Gegenüber der Frauenbewegung hat das autoritäre Philistertum eine besonders große Rolle gespielt. Und nicht bloß in der Praxis des bürgerlichen Lebens. Nirgends macht sich die unkritische Normenphilisterei so breit wie in der Literatur über »das Weib«. Die meisten Darstellungen gehen eher dahin, für das Weib generelle Bestimmungen aufzustellen und Normen der psychischen Geschlechtsdifferenzierung abzugrenzen, als der Individualität den angemessenen Platz einzuräumen. Nicht eine Formel für die unendliche Mannigfaltigkeit der individuellen Entwicklung ist das Ziel, sondern ein allgemeingültiges Kriterium, das die Lebensbedingungen des Individuums nach dem Geschlecht bestimmen und seine Stellung in der menschlichen Gesellschaft festlegen soll. Man sieht: das Bedürfnis nach der gesetzgeberischen Norm überwiegt bei jenen, die auf der Linie der konservativen Geistigkeit stehen, das Bedürfnis nach objektiver Erkenntnis; und selbst den freien Geistern unter den Männern geschieht es nur zu häufig, daß sie keine subtile Scheidung zwischen ihrem persönlichen Empfinden und ihrem kritischen Denken herstellen. Viele hervorragende Männer, die ihrer geistigen Richtung nach durchaus der freien Geistigkeit angehören, sind gegenüber dem weiblichen Geschlecht Philister. Die Gründe dafür liegen in der Wesensbeschaffenheit einer gewissen Art Männlichkeit; es ist ihre Erotik, die sie zum Mißbrauch der normativen Gewalt verleitet.

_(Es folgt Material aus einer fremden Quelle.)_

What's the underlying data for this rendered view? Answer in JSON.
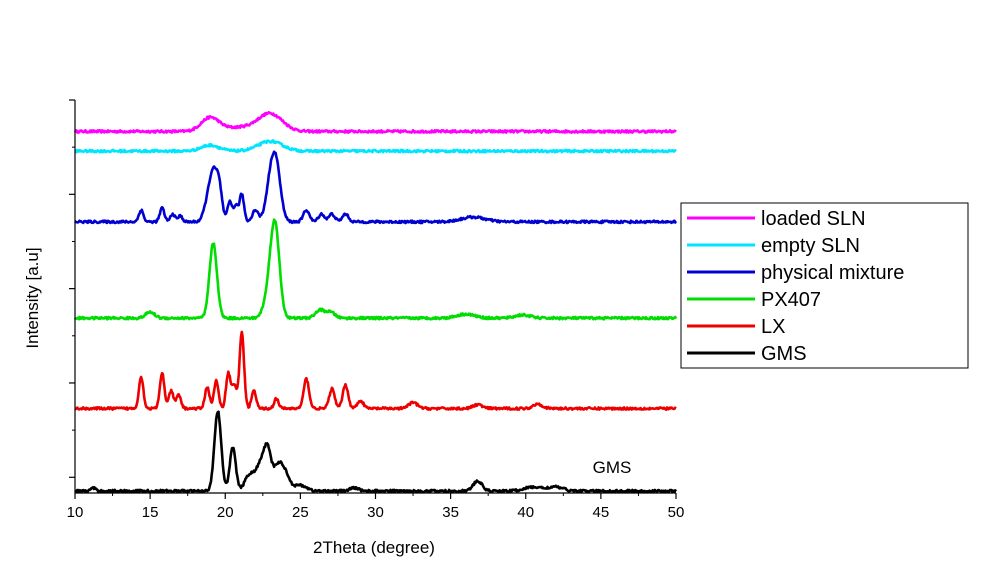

Das progressive Individuum weiblichen Geschlechtes muß also die Tyrannei der Norm zwiefach erdulden: es hat wider sich die Norm, die sich die herrischen Männernaturen vom Weibe geschaffen haben, und es hat wider sich die Norm, die als Resultante der weiblichen Durchschnittsbeschaffenheit regiert. Nicht nach seinen eigenen Eigenschaften wird es in seiner sozialen Stellung taxiert, sondern nach den Eigenschaften der Dutzendmenschen seines Geschlechtes, nicht nach dem, was es selbst ist, sondern nach dem, was am häufigsten vorkommt, was für die Oberflächen-Beobachtung am ehesten in die Augen springt, was als das Typische gilt. Wenn gegenwärtig die Auflehnung gegen diese Majorisierung, der im allgemeinen der einzelne Mann ebenso ausgesetzt ist wie die einzelne Frau, hauptsächlich unter dem weiblichen Geschlecht hervortritt, so ist das nicht zuletzt darauf zurückzuführen, daß der normative Typus den Mann so weit zu allen Freiheiten und Vorteilen seiner Klasse berechtigt, wie Staat und Gesellschaft in ihrer gegenwärtigen Form sie überhaupt gewähren. Dieser Typus kann einem geräumigen Panzer verglichen werden, der nach dem größten Maße zugeschnitten ist, vielleicht für den Schwächeren unbequem, doch für den Starken kein Hindernis seines Wachstums. Der normative Typus des Weibes hingegen gestattet der Entfaltung des Individuellen viel geringeren Spielraum: er ist privativ in seinen Wirkungen, ein beengendes Mieder, das von der Individualität zersprengt werden muß, wenn sie nicht ersticken will.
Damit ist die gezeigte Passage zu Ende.